Every CrossFit workout forces a decision before you even start: go hard now and risk blowing up before the finish, or hold back and risk not finding out what you're capable of. Reading the workout, and reading your own body, is a skill on its own, separate from strength or endurance.

Startups demand the same judgment. Burn cash fast and try to grab the market, or conserve and play the long game. Push the team hard toward a launch date, or slow down and get it right. The "workout" lasts years instead of minutes, but the decision-making muscle is the same one.

Building Halogen Presence™ taught me the same thing about brand visibility. The signal of how AI describes you changes slowly, and you only win it by reading it consistently over time, not in a single sprint.

Does the analogy hold up? Mostly. Here's where it stretches.

CrossFit gives you an immediate scoreboard. Time, weight, reps. You know within minutes whether you won the workout. Startups rarely offer that clarity. You can work for months, even years, without a clean signal on whether you're winning. That ambiguity is real, and it's harder to train for than any physical movement.

CrossFit failure is also usually bounded. You drop the bar, you're sore, you try again tomorrow. Startup failure can mean missed payroll or a damaged partnership. Higher stakes, slower feedback. The analogy holds up in shape, not in consequence.

What the research backs up.

This isn't just a personal theory. The data points in the same direction.

Of everyone who registers for the CrossFit Open each year, only about 0.1% go on to qualify for the CrossFit Games, the sport's championship event, according to CrossFit Games' own published numbers. The Open isn't designed to crown the best athlete in the room. It's designed to let anyone train toward something hard, log their result, and see where persistence takes them over years of trying.

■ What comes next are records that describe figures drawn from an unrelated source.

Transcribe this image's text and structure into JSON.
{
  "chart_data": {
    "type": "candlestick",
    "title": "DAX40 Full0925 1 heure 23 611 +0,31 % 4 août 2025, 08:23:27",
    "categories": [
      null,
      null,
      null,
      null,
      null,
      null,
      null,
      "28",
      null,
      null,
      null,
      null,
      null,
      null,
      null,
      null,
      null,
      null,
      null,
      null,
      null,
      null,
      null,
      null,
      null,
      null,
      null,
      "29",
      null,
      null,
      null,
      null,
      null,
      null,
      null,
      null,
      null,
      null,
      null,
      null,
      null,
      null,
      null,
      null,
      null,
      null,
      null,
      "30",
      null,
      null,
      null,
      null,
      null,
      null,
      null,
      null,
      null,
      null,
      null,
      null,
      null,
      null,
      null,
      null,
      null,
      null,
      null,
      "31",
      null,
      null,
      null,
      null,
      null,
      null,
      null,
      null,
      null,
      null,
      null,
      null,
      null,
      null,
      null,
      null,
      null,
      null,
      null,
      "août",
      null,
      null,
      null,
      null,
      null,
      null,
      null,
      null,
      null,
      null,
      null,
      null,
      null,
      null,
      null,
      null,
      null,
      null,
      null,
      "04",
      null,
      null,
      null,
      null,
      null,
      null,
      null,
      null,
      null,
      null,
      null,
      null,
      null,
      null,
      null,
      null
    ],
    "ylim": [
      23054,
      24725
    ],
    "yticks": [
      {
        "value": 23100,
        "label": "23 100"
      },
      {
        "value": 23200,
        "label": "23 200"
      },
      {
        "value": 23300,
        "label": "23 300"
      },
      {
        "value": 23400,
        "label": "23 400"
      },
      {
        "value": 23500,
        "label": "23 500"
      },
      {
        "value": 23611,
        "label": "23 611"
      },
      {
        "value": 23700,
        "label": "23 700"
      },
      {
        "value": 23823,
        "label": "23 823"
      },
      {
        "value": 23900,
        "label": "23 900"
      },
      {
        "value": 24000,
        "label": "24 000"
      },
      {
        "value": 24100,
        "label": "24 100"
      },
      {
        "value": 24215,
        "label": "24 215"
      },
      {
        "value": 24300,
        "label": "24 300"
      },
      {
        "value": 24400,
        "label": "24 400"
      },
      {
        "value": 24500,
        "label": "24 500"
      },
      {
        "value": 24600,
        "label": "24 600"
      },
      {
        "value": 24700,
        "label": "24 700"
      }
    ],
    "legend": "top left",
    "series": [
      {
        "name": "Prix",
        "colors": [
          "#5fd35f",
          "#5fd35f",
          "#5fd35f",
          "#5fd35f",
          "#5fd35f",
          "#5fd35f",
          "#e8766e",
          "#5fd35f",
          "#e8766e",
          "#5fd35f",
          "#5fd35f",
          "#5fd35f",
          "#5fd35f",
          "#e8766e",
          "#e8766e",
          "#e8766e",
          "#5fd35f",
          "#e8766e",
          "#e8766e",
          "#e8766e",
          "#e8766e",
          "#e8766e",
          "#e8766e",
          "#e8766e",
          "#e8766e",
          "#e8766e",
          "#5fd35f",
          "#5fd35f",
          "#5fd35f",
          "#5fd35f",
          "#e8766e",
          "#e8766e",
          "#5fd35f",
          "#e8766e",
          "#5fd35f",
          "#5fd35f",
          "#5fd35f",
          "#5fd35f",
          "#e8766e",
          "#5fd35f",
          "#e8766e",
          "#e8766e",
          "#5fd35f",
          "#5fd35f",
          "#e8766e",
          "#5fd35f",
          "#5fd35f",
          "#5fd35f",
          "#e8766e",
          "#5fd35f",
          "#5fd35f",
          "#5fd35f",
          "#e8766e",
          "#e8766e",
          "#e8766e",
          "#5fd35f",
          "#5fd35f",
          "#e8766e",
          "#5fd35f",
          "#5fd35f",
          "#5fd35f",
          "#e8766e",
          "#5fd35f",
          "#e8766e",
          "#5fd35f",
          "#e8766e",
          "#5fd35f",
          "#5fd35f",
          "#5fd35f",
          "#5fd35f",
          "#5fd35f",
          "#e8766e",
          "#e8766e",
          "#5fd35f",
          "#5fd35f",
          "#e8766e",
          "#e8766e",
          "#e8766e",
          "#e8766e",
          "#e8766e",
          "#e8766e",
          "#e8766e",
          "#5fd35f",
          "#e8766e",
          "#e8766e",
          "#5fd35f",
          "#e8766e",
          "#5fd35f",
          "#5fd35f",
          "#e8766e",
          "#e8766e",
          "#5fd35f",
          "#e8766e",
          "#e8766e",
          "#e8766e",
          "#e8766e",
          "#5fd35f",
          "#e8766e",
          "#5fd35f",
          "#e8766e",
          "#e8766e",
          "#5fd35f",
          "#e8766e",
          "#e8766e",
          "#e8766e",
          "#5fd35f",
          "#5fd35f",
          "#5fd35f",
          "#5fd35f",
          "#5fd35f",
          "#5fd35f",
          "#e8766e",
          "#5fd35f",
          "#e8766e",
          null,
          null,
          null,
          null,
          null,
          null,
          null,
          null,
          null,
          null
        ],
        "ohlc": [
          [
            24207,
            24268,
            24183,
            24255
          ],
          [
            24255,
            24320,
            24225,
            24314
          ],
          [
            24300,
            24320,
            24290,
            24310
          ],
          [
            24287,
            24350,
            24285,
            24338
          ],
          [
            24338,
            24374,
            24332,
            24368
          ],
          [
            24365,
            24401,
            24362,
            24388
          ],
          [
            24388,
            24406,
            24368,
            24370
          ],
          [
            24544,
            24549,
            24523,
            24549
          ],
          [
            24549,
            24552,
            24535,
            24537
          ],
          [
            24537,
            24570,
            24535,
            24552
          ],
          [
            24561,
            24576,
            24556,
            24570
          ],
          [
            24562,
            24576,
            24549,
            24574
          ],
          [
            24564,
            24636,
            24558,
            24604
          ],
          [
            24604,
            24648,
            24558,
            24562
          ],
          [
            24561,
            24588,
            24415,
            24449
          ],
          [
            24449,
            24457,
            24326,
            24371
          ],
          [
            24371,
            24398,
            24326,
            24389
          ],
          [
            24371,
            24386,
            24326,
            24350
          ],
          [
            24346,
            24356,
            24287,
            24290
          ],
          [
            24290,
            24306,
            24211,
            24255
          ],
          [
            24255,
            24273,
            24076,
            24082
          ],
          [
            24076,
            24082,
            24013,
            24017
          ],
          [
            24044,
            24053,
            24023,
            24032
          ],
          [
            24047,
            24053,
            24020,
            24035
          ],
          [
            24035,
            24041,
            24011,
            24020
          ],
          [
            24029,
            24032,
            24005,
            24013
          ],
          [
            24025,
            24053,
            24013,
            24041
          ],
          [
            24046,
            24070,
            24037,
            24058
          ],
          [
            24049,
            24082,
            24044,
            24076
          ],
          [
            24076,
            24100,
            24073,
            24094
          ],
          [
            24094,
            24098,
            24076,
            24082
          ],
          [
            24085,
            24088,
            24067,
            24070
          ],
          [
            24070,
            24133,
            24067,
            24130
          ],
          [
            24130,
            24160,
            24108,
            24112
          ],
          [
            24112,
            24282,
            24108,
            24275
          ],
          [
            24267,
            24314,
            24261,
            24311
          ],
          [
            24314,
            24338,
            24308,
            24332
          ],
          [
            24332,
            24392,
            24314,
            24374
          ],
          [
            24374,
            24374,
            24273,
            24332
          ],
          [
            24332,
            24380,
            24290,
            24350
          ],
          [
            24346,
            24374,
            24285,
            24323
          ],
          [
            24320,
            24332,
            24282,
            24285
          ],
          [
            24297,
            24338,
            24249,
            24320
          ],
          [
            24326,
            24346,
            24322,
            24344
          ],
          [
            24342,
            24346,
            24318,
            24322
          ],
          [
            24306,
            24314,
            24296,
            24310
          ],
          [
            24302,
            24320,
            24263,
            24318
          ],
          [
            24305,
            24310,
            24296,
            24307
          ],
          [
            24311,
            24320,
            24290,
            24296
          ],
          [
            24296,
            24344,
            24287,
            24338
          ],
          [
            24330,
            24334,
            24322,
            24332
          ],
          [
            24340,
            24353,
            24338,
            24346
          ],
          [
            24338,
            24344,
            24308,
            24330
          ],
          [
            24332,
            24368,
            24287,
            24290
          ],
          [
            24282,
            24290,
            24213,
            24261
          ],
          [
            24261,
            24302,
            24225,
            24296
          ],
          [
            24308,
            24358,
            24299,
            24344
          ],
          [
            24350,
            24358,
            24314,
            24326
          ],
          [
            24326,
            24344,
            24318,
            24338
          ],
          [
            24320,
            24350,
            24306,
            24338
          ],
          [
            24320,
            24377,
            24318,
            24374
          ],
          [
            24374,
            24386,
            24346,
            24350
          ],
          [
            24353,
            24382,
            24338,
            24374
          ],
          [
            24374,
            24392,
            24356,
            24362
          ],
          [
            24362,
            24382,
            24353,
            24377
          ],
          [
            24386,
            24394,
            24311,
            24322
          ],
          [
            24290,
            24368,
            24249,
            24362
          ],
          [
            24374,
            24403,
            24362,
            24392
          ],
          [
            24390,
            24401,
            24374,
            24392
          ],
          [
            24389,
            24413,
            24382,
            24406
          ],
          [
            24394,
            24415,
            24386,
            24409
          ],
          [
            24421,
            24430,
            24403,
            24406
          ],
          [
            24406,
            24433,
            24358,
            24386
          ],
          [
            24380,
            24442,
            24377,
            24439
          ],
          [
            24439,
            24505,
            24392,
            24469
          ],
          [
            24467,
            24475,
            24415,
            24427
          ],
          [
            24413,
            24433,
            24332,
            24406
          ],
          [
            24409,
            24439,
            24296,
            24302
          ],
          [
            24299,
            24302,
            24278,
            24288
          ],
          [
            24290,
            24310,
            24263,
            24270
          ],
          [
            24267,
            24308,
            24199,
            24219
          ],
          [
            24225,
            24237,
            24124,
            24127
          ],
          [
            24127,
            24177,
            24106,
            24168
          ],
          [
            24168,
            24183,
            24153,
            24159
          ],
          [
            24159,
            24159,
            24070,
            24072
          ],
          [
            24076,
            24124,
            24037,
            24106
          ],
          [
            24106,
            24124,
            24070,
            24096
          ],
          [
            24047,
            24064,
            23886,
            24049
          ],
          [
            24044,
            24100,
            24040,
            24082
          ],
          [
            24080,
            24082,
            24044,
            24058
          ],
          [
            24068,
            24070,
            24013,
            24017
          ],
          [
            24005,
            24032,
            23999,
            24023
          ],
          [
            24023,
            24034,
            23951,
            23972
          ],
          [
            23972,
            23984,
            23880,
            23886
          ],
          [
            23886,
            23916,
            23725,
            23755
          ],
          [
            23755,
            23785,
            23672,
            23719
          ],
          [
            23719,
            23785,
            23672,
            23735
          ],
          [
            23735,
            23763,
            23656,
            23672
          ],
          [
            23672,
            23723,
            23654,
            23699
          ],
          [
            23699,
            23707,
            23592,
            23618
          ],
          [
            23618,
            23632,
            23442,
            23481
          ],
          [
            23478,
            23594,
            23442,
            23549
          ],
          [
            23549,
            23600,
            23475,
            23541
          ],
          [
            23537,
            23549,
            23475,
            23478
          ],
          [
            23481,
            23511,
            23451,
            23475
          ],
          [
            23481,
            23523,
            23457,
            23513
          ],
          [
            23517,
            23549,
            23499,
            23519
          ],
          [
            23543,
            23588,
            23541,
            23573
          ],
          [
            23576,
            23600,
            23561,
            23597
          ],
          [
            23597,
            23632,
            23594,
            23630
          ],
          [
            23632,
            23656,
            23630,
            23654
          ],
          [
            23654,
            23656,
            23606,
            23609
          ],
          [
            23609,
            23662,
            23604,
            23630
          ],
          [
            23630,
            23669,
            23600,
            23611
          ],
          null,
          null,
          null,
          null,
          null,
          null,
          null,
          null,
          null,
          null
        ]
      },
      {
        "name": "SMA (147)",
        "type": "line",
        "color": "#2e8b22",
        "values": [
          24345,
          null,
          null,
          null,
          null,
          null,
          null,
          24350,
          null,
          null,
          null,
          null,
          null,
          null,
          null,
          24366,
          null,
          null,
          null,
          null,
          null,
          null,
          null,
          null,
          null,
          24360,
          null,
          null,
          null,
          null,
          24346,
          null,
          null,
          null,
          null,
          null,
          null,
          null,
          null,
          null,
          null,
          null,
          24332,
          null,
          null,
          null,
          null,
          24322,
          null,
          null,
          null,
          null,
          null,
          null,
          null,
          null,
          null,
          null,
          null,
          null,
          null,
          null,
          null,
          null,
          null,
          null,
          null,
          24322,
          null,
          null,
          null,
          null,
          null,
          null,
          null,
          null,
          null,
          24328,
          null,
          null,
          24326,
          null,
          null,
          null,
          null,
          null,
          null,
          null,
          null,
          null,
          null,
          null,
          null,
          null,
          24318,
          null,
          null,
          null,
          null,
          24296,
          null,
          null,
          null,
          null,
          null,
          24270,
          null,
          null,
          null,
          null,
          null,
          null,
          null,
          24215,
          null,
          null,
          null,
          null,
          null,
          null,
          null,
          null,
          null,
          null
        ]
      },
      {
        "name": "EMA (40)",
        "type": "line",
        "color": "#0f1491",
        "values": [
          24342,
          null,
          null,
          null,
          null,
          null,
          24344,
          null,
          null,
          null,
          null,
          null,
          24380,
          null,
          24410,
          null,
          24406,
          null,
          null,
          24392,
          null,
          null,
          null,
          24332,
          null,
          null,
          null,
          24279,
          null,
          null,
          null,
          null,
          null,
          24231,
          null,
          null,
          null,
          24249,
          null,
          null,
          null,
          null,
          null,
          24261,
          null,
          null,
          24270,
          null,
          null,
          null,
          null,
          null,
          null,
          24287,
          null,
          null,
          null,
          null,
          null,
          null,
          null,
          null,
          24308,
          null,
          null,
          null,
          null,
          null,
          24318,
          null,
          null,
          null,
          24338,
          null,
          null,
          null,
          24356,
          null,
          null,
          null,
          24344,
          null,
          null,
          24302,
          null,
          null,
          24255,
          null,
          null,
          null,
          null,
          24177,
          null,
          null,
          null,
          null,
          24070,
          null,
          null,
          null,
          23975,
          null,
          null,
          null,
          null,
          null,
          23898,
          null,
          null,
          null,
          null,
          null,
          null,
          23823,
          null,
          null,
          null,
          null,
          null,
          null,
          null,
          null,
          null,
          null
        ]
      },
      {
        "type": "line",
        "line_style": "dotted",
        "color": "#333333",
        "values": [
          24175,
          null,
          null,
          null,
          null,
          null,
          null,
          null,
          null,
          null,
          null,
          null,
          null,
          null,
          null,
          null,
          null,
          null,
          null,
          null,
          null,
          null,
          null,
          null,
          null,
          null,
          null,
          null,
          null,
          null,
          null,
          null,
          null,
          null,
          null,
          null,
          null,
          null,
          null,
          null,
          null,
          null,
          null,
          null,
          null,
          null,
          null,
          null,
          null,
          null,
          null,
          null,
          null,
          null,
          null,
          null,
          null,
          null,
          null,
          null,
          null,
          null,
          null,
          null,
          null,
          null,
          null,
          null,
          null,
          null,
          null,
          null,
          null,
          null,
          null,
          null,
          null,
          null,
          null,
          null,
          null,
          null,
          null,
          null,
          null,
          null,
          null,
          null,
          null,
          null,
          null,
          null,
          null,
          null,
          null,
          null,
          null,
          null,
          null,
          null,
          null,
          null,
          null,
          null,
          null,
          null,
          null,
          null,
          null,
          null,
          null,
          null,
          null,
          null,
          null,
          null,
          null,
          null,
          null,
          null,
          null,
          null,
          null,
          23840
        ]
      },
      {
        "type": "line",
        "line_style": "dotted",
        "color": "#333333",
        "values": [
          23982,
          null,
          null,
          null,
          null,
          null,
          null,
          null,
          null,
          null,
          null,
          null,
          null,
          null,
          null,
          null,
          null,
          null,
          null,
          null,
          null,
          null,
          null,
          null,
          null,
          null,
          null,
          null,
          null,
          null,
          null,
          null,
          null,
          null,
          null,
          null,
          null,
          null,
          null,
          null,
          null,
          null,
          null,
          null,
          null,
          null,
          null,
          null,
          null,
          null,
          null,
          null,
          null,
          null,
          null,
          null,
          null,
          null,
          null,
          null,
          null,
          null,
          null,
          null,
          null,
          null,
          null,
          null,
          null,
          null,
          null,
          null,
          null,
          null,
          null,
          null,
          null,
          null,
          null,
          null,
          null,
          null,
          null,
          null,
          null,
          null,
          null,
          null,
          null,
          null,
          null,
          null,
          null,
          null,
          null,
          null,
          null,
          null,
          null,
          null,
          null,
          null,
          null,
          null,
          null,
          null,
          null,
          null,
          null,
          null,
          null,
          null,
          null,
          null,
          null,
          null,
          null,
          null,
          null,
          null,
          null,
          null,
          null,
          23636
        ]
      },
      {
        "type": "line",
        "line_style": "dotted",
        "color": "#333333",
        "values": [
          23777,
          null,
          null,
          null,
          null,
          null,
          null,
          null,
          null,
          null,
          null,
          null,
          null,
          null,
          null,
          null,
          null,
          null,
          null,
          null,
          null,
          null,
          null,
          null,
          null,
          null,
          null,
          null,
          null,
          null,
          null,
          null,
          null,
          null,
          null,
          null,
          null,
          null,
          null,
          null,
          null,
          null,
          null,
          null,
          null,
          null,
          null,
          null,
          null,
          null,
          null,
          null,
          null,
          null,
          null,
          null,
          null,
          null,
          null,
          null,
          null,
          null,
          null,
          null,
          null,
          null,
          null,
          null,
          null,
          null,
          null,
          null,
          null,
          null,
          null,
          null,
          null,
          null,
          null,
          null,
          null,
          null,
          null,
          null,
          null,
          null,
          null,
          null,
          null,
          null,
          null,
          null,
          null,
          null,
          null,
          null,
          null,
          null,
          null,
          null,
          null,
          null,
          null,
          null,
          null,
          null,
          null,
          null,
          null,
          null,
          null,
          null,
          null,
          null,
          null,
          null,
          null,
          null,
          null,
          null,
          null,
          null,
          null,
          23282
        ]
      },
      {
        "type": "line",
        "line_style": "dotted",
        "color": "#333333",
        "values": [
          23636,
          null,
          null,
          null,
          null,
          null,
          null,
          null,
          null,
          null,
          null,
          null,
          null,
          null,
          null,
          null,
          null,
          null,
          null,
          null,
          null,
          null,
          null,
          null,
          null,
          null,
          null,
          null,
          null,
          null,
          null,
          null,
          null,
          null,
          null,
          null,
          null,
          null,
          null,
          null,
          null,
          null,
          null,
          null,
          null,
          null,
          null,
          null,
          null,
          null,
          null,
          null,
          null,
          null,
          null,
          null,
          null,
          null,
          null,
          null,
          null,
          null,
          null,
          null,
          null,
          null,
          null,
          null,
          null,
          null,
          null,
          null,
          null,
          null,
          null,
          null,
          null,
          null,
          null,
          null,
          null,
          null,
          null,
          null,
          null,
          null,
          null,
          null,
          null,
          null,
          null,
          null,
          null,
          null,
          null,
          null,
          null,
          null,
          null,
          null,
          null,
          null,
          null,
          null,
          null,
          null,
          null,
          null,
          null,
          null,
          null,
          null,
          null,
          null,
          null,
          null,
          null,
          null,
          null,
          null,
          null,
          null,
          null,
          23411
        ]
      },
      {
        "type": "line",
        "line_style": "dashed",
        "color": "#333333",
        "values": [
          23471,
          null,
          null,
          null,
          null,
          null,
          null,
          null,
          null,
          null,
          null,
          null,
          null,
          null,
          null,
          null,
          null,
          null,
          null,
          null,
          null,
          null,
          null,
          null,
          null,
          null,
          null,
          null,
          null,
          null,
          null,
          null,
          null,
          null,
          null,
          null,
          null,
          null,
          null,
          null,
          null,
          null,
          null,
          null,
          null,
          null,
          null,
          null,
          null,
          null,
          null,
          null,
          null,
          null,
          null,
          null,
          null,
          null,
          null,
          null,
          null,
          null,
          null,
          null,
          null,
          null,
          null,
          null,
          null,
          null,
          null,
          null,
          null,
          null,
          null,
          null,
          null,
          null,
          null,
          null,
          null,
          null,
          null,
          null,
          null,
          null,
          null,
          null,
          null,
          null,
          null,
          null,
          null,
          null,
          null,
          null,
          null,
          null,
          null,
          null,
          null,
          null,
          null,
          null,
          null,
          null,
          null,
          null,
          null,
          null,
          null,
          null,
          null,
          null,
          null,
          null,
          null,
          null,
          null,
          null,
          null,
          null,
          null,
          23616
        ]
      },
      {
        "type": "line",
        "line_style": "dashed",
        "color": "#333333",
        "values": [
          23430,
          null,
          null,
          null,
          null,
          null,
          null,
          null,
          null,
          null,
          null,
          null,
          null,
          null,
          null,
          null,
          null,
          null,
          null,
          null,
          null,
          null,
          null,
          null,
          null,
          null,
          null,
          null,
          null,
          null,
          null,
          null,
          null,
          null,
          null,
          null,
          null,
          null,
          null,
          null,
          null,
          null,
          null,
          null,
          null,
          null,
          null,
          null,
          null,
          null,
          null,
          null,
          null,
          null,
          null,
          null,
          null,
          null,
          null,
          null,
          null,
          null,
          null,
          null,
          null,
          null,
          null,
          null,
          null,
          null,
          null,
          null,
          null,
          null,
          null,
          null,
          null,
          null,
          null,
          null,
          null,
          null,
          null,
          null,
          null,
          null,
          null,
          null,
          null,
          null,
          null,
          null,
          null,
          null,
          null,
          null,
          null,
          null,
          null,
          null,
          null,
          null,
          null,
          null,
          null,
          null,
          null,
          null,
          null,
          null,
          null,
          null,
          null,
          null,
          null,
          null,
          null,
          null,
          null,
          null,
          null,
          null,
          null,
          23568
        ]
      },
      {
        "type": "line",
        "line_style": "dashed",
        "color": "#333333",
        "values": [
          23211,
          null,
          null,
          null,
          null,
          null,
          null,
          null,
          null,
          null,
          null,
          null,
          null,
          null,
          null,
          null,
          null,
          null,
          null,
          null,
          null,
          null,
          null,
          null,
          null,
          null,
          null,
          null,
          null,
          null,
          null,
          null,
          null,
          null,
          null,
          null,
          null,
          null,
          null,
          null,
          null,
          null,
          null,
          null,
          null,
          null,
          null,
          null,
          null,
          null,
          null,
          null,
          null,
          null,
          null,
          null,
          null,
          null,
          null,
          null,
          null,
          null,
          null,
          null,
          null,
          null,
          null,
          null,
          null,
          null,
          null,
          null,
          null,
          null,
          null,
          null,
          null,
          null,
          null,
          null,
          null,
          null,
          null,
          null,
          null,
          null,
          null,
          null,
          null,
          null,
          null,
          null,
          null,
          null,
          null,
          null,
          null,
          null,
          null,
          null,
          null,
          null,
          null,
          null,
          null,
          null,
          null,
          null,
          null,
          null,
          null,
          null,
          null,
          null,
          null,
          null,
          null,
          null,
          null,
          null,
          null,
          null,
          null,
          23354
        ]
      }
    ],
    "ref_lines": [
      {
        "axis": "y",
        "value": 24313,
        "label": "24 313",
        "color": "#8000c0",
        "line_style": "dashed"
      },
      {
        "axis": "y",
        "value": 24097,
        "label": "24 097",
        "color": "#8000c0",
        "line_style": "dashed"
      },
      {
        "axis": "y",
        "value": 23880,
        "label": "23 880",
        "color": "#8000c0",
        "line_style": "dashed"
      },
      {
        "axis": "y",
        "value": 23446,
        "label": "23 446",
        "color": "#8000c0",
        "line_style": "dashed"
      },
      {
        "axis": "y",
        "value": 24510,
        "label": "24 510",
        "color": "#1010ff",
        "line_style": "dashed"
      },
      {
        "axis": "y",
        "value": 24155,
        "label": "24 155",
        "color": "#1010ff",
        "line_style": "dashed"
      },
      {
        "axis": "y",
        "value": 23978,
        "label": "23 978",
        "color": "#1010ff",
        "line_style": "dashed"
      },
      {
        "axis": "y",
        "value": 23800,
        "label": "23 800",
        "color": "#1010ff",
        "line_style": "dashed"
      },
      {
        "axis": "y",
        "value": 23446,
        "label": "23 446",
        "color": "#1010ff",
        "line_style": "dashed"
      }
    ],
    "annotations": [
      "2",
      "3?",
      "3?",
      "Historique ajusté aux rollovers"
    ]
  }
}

Persistence shows up just as clearly in entrepreneurship research. Psychologist Angela Duckworth's landmark study on grit, the combination of passion and sustained effort toward long-term goals, found that grit predicted achievement across fields as different as the Scripps National Spelling Bee and West Point's most demanding summer training program, often more than talent alone.

And the U.S. Bureau of Labor Statistics tracks something similar in business survival. According to BLS data, about half of small businesses fail within their first five years. The ones that survive usually aren't the ones with the flashiest launch. They're the ones who kept training through the failed attempts.

What this means for you.

I learned this under a barbell. You're probably learning your version of it somewhere else right now. The breakthrough is rarely about talent. It's about whether you're still showing up after the tenth failed attempt.

I believe Halogen's breakthrough moment is still ahead of us. I just have to keep training for it.


Mario V. Adoc is co-founder and CEO of Halogen.